Partner expansion and material and resource dissemination is a key component of the NCHPAD project. AAHD will be involved in the pieces of the cooperative agreement that focus on dissemination, outreach and evaluation. AAHD has been a formal partner with NCHPAD since 2012 and has worked with NCHPAD staff since 2002.
Please visit the NCHPAD website at www.nchpad.org to learn more about this initiative and the outstanding work that is being conducted at the University of Alabama and the Lakeshore Foundation.
Recently released Guidelines on Disability Inclusion on Physical Activity, Nutrition and Obesity: click here. Also click on guidelines on the right of this page.
Lakeshore Foundation
The Lakeshore Foundation is located in Birmingham, Alabama and is an internationally renowned organization. Lakeshore Foundation works closely with the National Center on Health, Physical Activity and Disability (NCHPAD) at the University of Alabama in Birmingham, AL. Lakeshore is open to anyone in the community and state living with a physical disability. Lakeshore is a training facility for the Paralympics. Lakeshore is currently involved in providing training for 12 competitive sports,14 local, national and global advocacy initiatives, 92 aquatic, fitness and recreation programs, and 25 research projects.

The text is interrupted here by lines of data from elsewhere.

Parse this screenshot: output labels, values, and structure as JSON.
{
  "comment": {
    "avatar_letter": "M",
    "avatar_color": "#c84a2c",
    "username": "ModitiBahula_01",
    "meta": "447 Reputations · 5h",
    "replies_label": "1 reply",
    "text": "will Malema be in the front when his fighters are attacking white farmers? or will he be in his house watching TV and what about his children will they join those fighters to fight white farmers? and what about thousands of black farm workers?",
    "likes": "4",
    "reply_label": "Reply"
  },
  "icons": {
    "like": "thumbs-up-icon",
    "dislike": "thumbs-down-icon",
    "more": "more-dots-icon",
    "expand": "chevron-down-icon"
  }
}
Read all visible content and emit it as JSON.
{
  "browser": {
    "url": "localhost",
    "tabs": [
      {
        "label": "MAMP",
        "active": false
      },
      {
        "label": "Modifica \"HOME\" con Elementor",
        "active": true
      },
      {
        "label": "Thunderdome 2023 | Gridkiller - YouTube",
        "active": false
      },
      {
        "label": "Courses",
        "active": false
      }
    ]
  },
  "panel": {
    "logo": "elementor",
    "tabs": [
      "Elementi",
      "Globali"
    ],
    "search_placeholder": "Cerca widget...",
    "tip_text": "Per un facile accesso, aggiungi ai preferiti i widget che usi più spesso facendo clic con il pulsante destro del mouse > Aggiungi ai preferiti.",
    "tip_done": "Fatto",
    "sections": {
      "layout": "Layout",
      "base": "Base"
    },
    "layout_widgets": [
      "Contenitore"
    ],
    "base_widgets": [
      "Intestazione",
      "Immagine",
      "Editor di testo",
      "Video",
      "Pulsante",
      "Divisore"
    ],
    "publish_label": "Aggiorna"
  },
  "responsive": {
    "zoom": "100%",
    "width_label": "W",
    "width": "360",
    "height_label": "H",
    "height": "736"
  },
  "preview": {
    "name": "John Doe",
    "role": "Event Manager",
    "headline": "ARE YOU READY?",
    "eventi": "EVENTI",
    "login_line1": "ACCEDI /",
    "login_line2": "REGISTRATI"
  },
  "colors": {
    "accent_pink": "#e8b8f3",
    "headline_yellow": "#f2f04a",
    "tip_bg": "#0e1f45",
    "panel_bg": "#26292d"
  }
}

The mission of Lakeshore Foundation is to enable people with a physical disability and chronic health condition to lead healthy, active and independent lifestyles through physical activity sport, recreation, advocacy, policy and research. The vision of Lakeshore Foundation is to improve the lives of people with physical disability around the world. The values of Lakeshore Foundation are passion, creating opportunities, integrity, and changing expectations.
Lakeshore’s advocacy agenda is essentially about policy changes in three areas:
- Creating policies where they do not exist
- Refining harmful and ineffective policies, and
- Ensuring good policies are followed, implemented and enforced.